Aoife Moore
There's an old saying in Irish politics: "Eaten bread is soon forgotten," but I'm willing to wager whatever bread they served in the Station Hotel on Wednesday night, might stick in the throat a bit longer.
Many have labelled this week's scandal as an "error of judgement", which is the very least of it.
Neither I, nor my colleague Paul Hosford had any real idea what we had started when we wrote the story of 81 of Ireland's "best and brightest" on Thursday. We, in a stark reflection of the country itself, and like thousands of others, have made our own sacrifices, foregoing our respective weddings in order to respect public health guidelines.
We spent hours poring over a story of how those who have ready access to the top table of Irish life, were able to forgo government guidelines and enjoy a luxury that was not afforded to us.

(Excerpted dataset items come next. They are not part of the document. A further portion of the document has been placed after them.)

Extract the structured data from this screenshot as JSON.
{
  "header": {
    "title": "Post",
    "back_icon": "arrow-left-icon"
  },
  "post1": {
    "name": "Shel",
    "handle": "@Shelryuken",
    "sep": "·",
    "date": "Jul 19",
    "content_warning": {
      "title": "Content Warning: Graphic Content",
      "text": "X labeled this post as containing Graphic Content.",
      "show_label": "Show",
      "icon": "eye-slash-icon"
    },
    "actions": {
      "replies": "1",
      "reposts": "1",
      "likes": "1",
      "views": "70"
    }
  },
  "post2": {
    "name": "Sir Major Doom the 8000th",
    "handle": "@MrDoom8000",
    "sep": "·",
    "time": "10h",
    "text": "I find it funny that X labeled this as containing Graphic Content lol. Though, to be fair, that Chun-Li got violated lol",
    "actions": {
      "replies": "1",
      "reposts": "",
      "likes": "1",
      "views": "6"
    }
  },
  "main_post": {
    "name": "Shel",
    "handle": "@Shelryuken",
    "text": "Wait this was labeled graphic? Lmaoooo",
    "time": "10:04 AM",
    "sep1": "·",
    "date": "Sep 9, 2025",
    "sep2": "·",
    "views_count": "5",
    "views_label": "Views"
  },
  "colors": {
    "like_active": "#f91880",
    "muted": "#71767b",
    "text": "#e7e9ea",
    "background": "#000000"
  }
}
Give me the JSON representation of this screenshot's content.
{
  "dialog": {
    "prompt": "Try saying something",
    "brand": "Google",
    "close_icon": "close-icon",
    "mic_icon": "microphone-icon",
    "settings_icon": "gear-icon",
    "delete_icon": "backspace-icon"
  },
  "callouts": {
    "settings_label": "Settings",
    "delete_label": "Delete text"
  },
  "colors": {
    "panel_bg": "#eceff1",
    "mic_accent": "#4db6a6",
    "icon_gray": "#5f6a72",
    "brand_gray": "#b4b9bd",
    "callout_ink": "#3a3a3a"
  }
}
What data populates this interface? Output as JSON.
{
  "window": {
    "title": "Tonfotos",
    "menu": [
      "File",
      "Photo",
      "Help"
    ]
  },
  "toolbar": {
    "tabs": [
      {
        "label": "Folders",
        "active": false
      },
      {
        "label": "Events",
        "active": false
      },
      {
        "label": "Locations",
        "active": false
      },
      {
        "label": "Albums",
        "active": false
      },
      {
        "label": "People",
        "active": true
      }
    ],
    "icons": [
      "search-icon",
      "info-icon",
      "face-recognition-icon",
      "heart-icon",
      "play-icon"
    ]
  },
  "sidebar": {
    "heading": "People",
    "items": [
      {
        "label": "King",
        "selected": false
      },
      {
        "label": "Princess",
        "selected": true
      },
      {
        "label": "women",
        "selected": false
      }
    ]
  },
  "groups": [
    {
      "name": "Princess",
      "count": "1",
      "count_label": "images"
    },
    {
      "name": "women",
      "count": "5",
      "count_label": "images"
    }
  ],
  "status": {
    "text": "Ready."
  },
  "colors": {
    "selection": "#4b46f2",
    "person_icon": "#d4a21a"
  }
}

Many in receipt of a public wage or pension were able to sit down and laugh and eat together, to remember their friend, to celebrate their successes, just like everyone else would like to do.
A SWIFT AND FURIOUS BACKLASH
The backlash was swift and furious, and was expected. This sick, sore and tired government, still in its infancy, has been carried by the goodwill of the Irish people for weeks, and it appears one night of barefaced arrogance has been the final straw.
Good people often make bad decisions in the moment, but it's not this moment we should be worried about.
The wider implications of this fall-out could be devastating. We have seen how populations react when those in charge do not appear to be taking their own rules seriously. Our nearest neighbour has struggled to get a handle on their community transmission amidst a battle for public sentiment after Dominic Cummings took off to Barnard Castle to check his eyesight.
Across the Atlantic, the bodies of the dead are piling up in freezers because their leader, a stained tupperware lunchbox of a man, would not and could not take the pandemic seriously.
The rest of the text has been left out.